Zunächst finde ich es bemerkenswert wie Du dir Gedanken über eine objekt-orientierte Schale zum Absenden von SQL-kommandos gemacht hast. Der Code sieht auch ganz gut und lesbar aus.

Aber...



> Bitte schreibt mir, ob es sinnvoll ist, diesen Entwicklungspfad weiterzuverfolgen.



Da bin ich leider anderer Ansicht. Dieses "Problem" wurde bereits mehrmals in sehr guter Manier in verschiedenen Frameworks eingesetzt. Die eine Linie von O/R-Mapper geht von der Annahme aus, dass der Entwickler von SQL-Kommandos nichts (bzw. wenig) zu sehen bekommt und dieses vom Framework erledigt werden soll. Zu dieser Philiosophie zählen zum Beispiel Hibernate oder JPA.

Eine weitere Linie versucht die Benutzung von SQL-Kommandos zu vereinfachen. Hierzu zählt besipielsweise mein Lieblings-Framework myBATIS. Bei diesem ist der Vorteil, entgegen zu Deinem Ansatz, dass der SQL-Befehl praktisch unverändert angewendet werden kann und die Ergebnisse (Resultset) auf  Java-Objekte gemapped werden können. Dieses ist aus meiner Erfahrung ein guter Ansatz, weil Leute, die sich mit DB besser auskennen (als ich) eigentlich immer auf SQL-Ebene denken und reden. Dein Ansatz dagegen ist scheint mir ein Zwitter zu sein, denn weder ein DBA noch ein Java-Kenner sehen das SQL-Kommando, das da abgesetzt werden soll, direkt. Hier sehe ich noch Potential, dass Du zum Beispiel im Bereich Logging etwas tun könntest. 

Daher sehe ich wenig Gründe, warum ich Deinem Ansatz folgen sollte, denn wie gesagt, ich sehe das SQL-Kommando erst zur Laufzeit, schlecht für Diskussionen mit DBA's, und zum Optimieren muss ich Java-Code schreiben und ändern.


----------



## mvitz (25. Mrz 2012)

Die Frage ist auch, welche Vorteile deine Library gegenüber ausgereiften Lösungen hat, die dasselbe Ziel haben.

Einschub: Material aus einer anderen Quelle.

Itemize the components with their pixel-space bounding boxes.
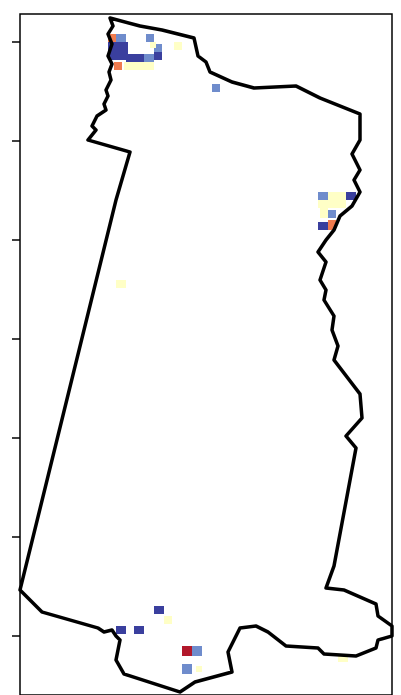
heat-cell-dark-red	[182, 646, 192, 656]
heat-cell-pale-yellow	[164, 616, 172, 624]
heat-cell-mid-blue	[192, 646, 202, 656]
heat-cell-dark-blue	[154, 606, 164, 614]
heat-cell-pale-yellow	[328, 192, 346, 200]
heat-cell-dark-blue	[116, 626, 126, 634]
heat-cell-pale-yellow	[150, 42, 156, 48]
heat-cell-mid-blue	[116, 34, 126, 44]
heat-cell-mid-blue	[212, 84, 220, 92]
heat-cell-dark-blue	[318, 222, 328, 230]
heat-cell-mid-blue	[182, 664, 192, 674]
heat-cell-orange	[114, 62, 122, 70]
heat-cell-mid-blue	[146, 34, 154, 42]
heat-cell-pale-yellow	[328, 200, 346, 208]
heat-cell-orange	[108, 34, 116, 42]
y-axis-ticks	[12, 41, 20, 637]
heat-cell-pale-yellow	[320, 208, 328, 218]
heat-cell-mid-blue	[154, 44, 162, 52]
plot-frame	[19, 13, 393, 695]
heat-cell-dark-blue	[346, 192, 356, 200]
heat-cell-mid-blue	[328, 210, 336, 218]
heat-cell-pale-yellow	[338, 656, 348, 662]
heat-cell-mid-blue	[144, 54, 154, 62]
heat-cell-pale-yellow	[318, 200, 328, 208]
heat-cell-mid-blue	[318, 192, 328, 200]
heat-cell-dark-blue	[134, 626, 144, 634]
heat-cell-pale-yellow	[124, 62, 154, 70]
heat-cell-dark-blue	[154, 52, 162, 60]
heat-cell-dark-blue	[126, 54, 144, 62]
region-boundary	[18, 16, 394, 694]
heat-cells	[108, 34, 356, 674]
heat-cell-orange	[328, 220, 336, 230]
heat-cell-pale-yellow	[196, 666, 202, 672]
heat-cell-pale-yellow	[116, 280, 126, 288]
heat-cell-pale-yellow	[174, 42, 182, 50]
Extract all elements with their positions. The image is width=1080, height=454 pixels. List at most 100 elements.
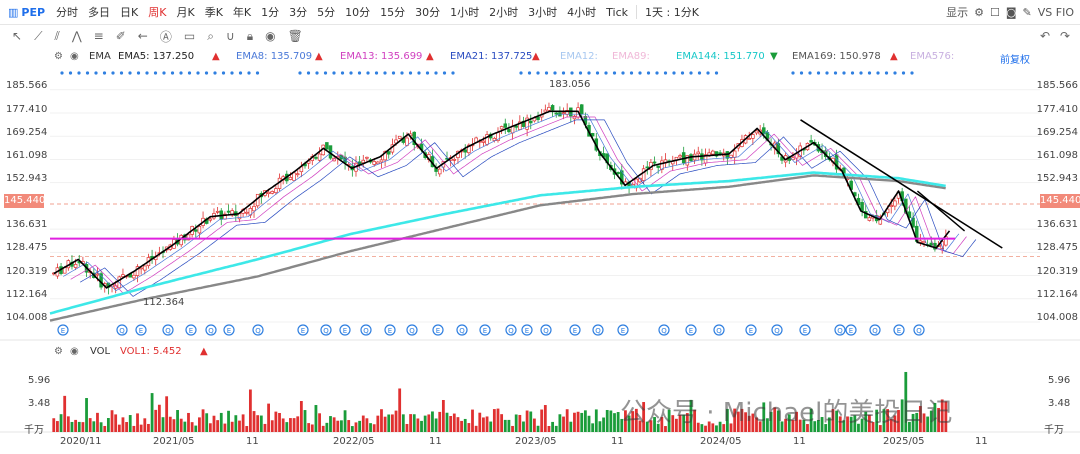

jOOQ - jOOQ : A peace treaty between SQL and Java
Querydsl

Die Arbeit, die du dir bisher gemacht hast, ist mit Sicherheit gut gewesen, alleine für das eigene Verstädnniss, die Frage ist eben nur, ob neben diesem Lerneffekt es jetzt noch Sinn macht, viel Energie in etwas zu stecken, wo es eben schon ausgereifte Lösungen gibt. (Ganz im Sinne von: "Don't reinvent the wheel.") Die Antwort kannst allerdings nur du selbst dir geben.


----------



## scaphare (11. Apr 2012)

Danke! Ich kannte diese Bibliothek nicht! Witzig! Diese verfolgt einen analogen Ansatz!


----------



## ARadauer (11. Apr 2012)

Muss mich meinen Vorrednern anschließen.. schaut nett aus.. du bist aber nicht der erste der sich darüber Gedanken gemacht hat... wenn man sich ansieht wie weit zb schon spring data jpa ist, würd ich da nicht mehr viel Engergie investieren...


----------